I have been working very hard over the past two years to try to conquer the beast within. Sound ridiculous? Well.....I'm often driven by emotion. Sometimes something very small can set me off. I have cried at commercials. Sometimes, they're not even sad. I scream at people in my car when they drive retarded because they're busy chatting away on their phones. I get pissed off when bad things happen to my friends and family. I'm that kind of person. In my younger days, I was the type of girl who threw punches. I never gave two shits how big you were. Now, I'm a parent, and I don't want my children to witness this sociopathic behavior...so as I said earlier, I am trying to tame the beast. I am concious of these behaviors. I take medication to help even me out, and to ward off migraines. ( they are related-believe it or not! and the drug is my savior.) I eat a healthy diet, and I excersize regularly to make sure I feel my best. Hell, I even take to my blog to vent.
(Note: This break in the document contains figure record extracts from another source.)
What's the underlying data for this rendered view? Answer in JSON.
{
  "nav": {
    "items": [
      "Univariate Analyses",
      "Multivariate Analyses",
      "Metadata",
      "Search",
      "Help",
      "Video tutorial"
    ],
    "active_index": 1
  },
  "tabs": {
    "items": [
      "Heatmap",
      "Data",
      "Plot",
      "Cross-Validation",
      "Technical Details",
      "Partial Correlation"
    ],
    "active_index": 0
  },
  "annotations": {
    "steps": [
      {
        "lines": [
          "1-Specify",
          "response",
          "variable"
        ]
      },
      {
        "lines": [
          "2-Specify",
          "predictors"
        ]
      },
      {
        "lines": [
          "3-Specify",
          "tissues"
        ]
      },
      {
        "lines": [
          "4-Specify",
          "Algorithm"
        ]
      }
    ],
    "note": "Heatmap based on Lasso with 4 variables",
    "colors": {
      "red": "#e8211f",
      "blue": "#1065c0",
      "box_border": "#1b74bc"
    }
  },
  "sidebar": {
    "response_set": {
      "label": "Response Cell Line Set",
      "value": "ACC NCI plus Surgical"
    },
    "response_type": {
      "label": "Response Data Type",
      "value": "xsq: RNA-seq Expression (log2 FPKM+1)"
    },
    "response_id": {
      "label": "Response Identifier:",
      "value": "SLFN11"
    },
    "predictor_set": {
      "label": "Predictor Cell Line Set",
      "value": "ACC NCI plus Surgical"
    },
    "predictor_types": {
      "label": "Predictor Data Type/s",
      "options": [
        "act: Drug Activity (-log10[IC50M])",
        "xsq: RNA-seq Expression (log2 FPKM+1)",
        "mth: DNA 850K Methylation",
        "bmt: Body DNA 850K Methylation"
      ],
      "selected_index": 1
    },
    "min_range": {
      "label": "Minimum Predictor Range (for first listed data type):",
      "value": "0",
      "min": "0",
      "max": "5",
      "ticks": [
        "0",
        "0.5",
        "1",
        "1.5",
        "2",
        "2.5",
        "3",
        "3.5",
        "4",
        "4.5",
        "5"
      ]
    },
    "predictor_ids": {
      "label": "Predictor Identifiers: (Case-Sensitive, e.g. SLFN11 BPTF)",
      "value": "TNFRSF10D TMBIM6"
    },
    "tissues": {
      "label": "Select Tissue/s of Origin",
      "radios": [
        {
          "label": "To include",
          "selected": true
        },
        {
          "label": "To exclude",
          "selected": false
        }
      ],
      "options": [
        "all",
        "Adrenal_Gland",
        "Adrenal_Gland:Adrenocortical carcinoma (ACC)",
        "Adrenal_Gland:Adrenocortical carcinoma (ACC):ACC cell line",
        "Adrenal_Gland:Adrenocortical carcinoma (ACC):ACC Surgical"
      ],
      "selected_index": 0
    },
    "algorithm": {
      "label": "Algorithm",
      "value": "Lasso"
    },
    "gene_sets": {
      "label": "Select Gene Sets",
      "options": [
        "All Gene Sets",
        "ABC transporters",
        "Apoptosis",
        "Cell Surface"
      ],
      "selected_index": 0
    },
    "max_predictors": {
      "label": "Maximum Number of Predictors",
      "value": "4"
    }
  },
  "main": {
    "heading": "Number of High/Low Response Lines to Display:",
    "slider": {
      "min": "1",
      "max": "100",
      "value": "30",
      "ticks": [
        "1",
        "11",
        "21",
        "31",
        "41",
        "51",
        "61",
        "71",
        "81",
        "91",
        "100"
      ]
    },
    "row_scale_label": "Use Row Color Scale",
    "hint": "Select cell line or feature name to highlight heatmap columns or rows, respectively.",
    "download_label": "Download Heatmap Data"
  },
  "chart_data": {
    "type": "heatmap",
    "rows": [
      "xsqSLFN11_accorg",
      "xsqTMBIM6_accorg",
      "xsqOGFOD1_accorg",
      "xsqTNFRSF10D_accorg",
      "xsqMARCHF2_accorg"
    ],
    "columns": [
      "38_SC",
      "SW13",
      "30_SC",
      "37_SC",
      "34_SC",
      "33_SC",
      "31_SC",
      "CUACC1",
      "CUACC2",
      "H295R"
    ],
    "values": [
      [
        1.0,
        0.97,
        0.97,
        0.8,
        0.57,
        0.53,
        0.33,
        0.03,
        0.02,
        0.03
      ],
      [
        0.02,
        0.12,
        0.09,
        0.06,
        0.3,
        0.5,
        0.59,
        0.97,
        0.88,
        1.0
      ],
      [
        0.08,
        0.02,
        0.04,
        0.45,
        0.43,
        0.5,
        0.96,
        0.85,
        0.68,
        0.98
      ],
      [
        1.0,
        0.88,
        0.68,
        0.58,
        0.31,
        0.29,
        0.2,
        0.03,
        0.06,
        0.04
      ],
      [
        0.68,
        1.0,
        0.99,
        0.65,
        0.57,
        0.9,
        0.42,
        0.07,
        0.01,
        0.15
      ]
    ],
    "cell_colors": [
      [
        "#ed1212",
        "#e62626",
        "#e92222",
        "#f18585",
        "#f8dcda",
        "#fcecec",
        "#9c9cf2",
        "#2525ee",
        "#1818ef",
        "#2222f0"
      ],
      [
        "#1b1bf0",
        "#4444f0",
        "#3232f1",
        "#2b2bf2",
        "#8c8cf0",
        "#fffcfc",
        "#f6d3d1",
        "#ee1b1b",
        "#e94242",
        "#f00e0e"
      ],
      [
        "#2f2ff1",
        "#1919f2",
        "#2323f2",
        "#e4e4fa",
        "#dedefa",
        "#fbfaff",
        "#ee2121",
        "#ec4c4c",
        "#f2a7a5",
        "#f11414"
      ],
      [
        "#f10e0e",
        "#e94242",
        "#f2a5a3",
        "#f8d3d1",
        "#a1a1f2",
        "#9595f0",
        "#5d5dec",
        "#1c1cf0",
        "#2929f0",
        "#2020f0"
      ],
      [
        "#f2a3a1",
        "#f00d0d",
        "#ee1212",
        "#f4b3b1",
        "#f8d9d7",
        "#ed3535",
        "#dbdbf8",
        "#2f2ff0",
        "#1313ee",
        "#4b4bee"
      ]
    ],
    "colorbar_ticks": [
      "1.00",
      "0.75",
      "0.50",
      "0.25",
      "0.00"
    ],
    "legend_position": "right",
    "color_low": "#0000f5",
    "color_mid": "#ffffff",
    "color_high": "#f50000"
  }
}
But there are times like today, when I feel like I have tried all the alternative routes. I have talked till I am blue in the face, a million second chances have been given, and still someone very, very dear to me I am watching get kicked around. Well, at least I am watching him be scapegoated so someone else can be blameless. And because of my Momma bear complex, sisterly love or a good old fashioned pissing contest I want nothing more than to go out and give a well deserved Trimboli- style Beat Down. And it truly shames me. I hate war and violence. I hate that part of me. But its always kind of there. I don't think women are supposed to have this problem, and I feel such inner guilt over these feelings. It isnt right to let people make you feel this way. Normally, I am able to let it go. But every once in awhile.....
Will I ever be able to function without this anger mechanism? Or am I destined to be an angry old bitch?